If you’d like to contribute to go-ethereum, please fork, fix, commit and send a pull request (PR) for the maintainers to review and merge into the main code base. If you wish to submit more complex changes though, please check up with the core devs in the go-ethereum Discord Server. to ensure those changes are in line with the general philosophy of the project and/or get some early feedback. This can reduce your effort as well as speeding up our review and merge procedures.
PRs need to be based on and opened against the
master branch (unless by explicit
agreement, you contribute to a complex feature branch).
Your PR will be reviewed according to the Code Review guidelines.
We encourage a PR early approach, meaning you create the PR the earliest even without the fix/feature. This will let core devs and other volunteers know you picked up an issue. These early PRs should indicate ‘in progress’ status.
Building and Testing
We assume that you have Go installed. Please use Go version 1.13 or later. We use the gc toolchain for development, which you can get from the Go downloads page.
go-ethereum is a Go module, and uses the Go modules system to manage
GOPATH is not required to build go-ethereum.
Switch to the go-ethereum repository root directory.

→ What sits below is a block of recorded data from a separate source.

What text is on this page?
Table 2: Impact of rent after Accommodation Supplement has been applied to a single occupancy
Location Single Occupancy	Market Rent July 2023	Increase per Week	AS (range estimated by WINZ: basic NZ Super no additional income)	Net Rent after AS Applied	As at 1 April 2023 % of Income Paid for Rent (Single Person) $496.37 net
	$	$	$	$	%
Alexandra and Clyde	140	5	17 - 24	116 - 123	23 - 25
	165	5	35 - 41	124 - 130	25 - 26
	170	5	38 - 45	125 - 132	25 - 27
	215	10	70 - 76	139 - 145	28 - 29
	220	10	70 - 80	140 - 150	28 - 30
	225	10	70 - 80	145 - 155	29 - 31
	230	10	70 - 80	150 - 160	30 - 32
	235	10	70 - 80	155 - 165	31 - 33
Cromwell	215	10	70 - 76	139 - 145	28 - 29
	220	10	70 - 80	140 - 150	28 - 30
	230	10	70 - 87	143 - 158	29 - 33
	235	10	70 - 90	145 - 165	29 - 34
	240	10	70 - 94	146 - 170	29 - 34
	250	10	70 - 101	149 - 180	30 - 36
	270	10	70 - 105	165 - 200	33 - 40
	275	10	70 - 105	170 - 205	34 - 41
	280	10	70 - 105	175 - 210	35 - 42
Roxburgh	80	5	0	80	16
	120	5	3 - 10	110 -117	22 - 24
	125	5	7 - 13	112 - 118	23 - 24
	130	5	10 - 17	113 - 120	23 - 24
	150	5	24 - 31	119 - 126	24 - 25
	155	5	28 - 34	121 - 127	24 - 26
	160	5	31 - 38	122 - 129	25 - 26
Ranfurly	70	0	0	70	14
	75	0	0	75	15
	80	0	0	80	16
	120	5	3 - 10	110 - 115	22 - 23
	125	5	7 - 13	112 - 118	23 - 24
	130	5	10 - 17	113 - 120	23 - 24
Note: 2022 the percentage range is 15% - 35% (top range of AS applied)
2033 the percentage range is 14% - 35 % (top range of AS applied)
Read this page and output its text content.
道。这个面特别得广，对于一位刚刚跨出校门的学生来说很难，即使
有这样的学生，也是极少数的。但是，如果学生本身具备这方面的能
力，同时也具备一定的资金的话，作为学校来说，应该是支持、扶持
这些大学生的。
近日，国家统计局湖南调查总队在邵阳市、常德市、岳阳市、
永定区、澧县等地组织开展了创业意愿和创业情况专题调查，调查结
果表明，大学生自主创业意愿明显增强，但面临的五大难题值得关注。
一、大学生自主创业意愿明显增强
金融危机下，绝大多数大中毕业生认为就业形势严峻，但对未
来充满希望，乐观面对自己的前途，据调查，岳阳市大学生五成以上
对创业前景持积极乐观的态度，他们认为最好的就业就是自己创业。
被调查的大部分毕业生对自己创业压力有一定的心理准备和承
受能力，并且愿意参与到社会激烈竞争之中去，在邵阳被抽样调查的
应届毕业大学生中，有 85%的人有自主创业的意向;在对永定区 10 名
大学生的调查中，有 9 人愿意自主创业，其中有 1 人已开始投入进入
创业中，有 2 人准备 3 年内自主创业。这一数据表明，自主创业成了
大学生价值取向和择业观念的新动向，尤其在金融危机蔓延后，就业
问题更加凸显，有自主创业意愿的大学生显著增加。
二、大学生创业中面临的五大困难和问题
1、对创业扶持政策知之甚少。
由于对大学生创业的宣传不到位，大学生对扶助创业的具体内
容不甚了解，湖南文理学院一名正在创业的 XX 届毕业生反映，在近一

You can build all code using the go tool, placing the resulting binary in
go install -v ./...
go-ethereum exectuables can be built individually. To build just geth, use:
go install -v ./cmd/geth
If you want to compile geth for an architecture that differs from your host, please consult our cross compilation guide.
Testing a package:
go test -v ./eth
Running an individual test:
go test -v ./eth -run TestMethod
Note: here all tests with prefix TestMethod will be run, so if you got TestMethod, TestMethod1, then both tests will run.
Running benchmarks, eg.:
go test -v -bench . -run BenchmarkJoin
For more information, see the go test flags documentation.
Getting Stack Traces
geth is started with the
--pprof option, a debugging HTTP server is made available
on port 6060. You can bring up http://localhost:6060/debug/pprof to see the heap,
running routines etc. By clicking “full goroutine stack dump” you can generate a trace
that is useful for debugging.
Note that if you run multiple instances of
geth, this port will only work for the first
instance that was launched. If you want to generate stacktraces for these other instances,
you need to start them up choosing an alternative pprof port. Make sure you are
redirecting stderr to a logfile.
geth -port=30300 -verbosity 5 --pprof --pprof.port 6060 2>> /tmp/00.glog geth -port=30301 -verbosity 5 --pprof --pprof.port 6061 2>> /tmp/01.glog geth -port=30302 -verbosity 5 --pprof --pprof.port 6062 2>> /tmp/02.glog
Alternatively if you want to kill the clients (in case they hang or stalled syncing, etc)
and have the stacktrace too, you can use the
-QUIT signal with
killall -QUIT geth
This will dump stack traces for each instance to their respective log file.